Enhanced crystallinity and photoluminescence properties of Yb2+ doped SrSi2O2N2 phosphor for image storage applications

Abstract

A series of Yb2+ and Dy3+ doped SrSi2O2N2 phosphors with enhanced crystallinity and photoluminescence properties have been successfully synthesized by two-step method using Sr2SiO4 as precursor. It is clearly indicated from XRD results that Yb2+ ions can substitute Sr sites in SrSi2O2N2 crystal and exhibit pure phase and well-crystalline in comparison with the samples prepared by traditional solid-state reaction. The excessive amount of Si3N4 in the reactants promoted the formation of pure SrSi2O2N2 phosphors phase.
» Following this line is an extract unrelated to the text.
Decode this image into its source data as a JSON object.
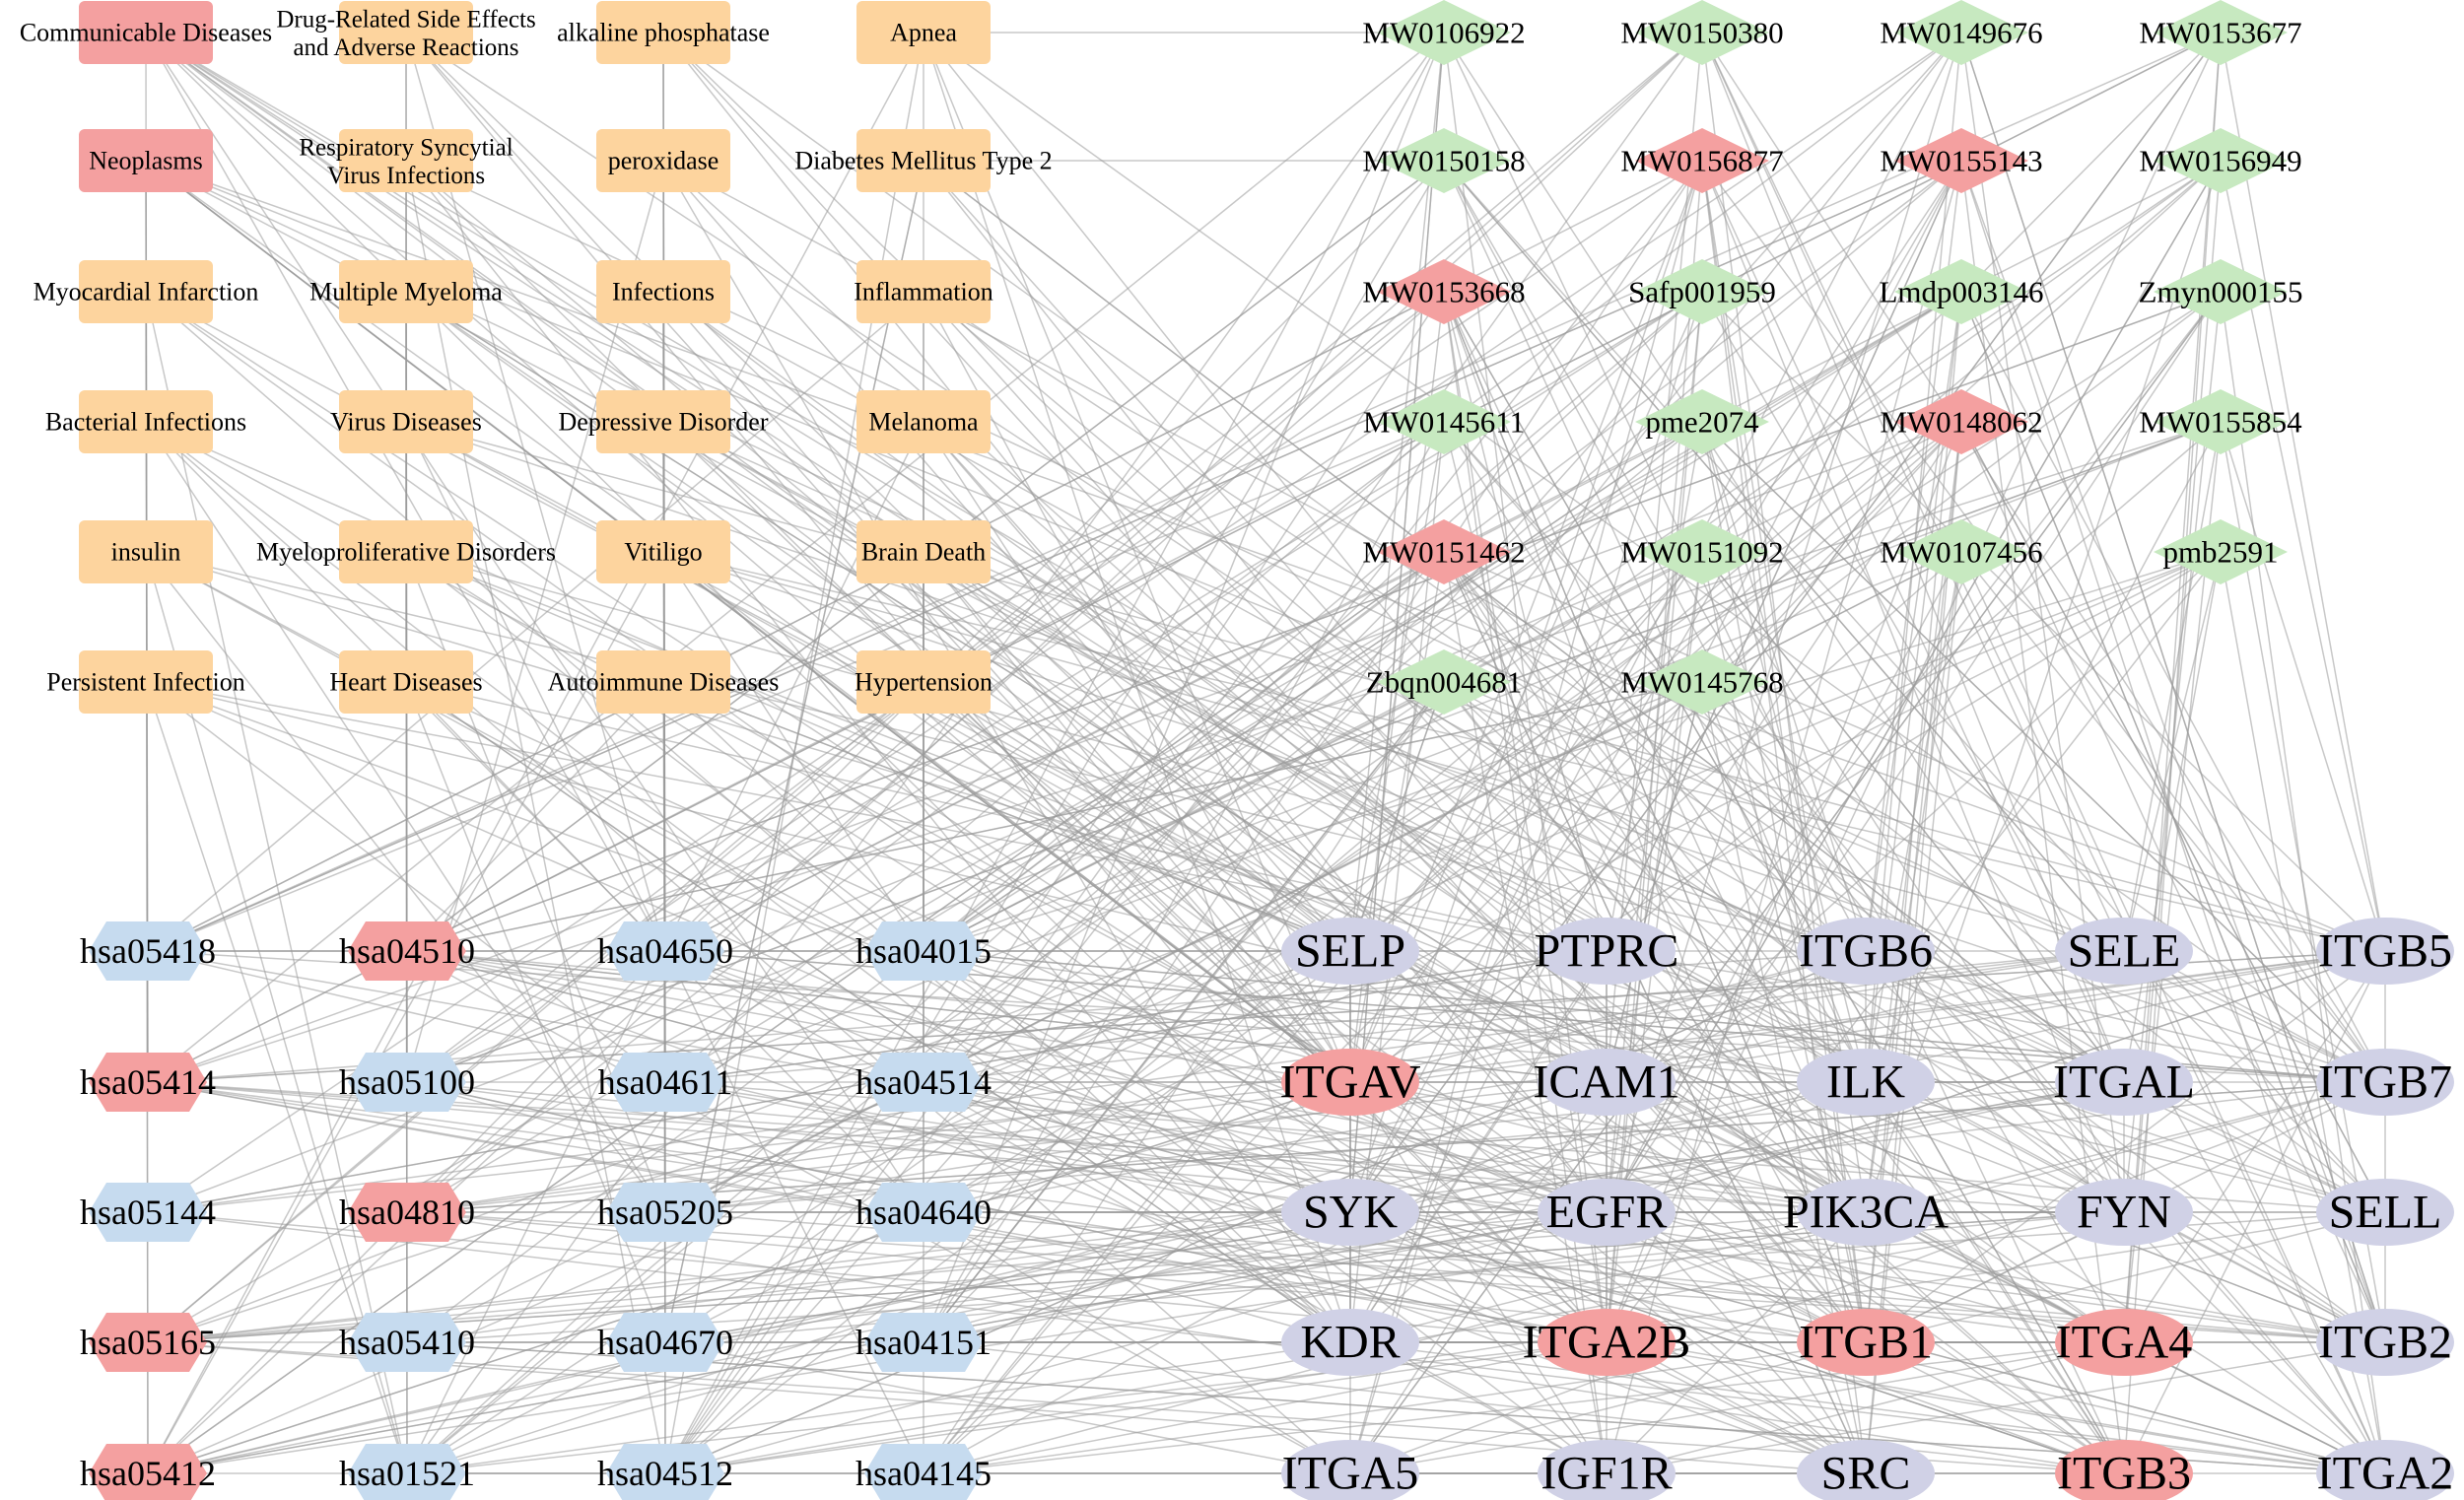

SrSi2O2N2: Yb2+ phosphors show emission band at 583 nm and the broad excitation peaks located at 308 nm, 384 nm and 447 nm, covering the emission wavelength of NUV and blue chips. Compared with the sample prepared by traditional one-step solid-state reaction method, a dramatic enhancement of photoluminescence emission intensity (∼1.75 times) can be observed for SrSi2O2N2: 0.01 Yb2+ phosphor synthesized by two-step method. Due to the concentration quenching, the luminescence intensity reaches the maximum when doping concentration of Yb2+ ions is 1 mol%, which is identified as the electric dipole-electric dipole interaction. Notably, Yb2+ and Dy3+ co-doped SrSi2O2N2 phosphors with pure phase exhibit a unique thermal-stimulated luminescence property under NUV excitation, indicating the potential application in optical information storage. Furthermore, the mechanism of thermal-stimulated luminescence has been proposed.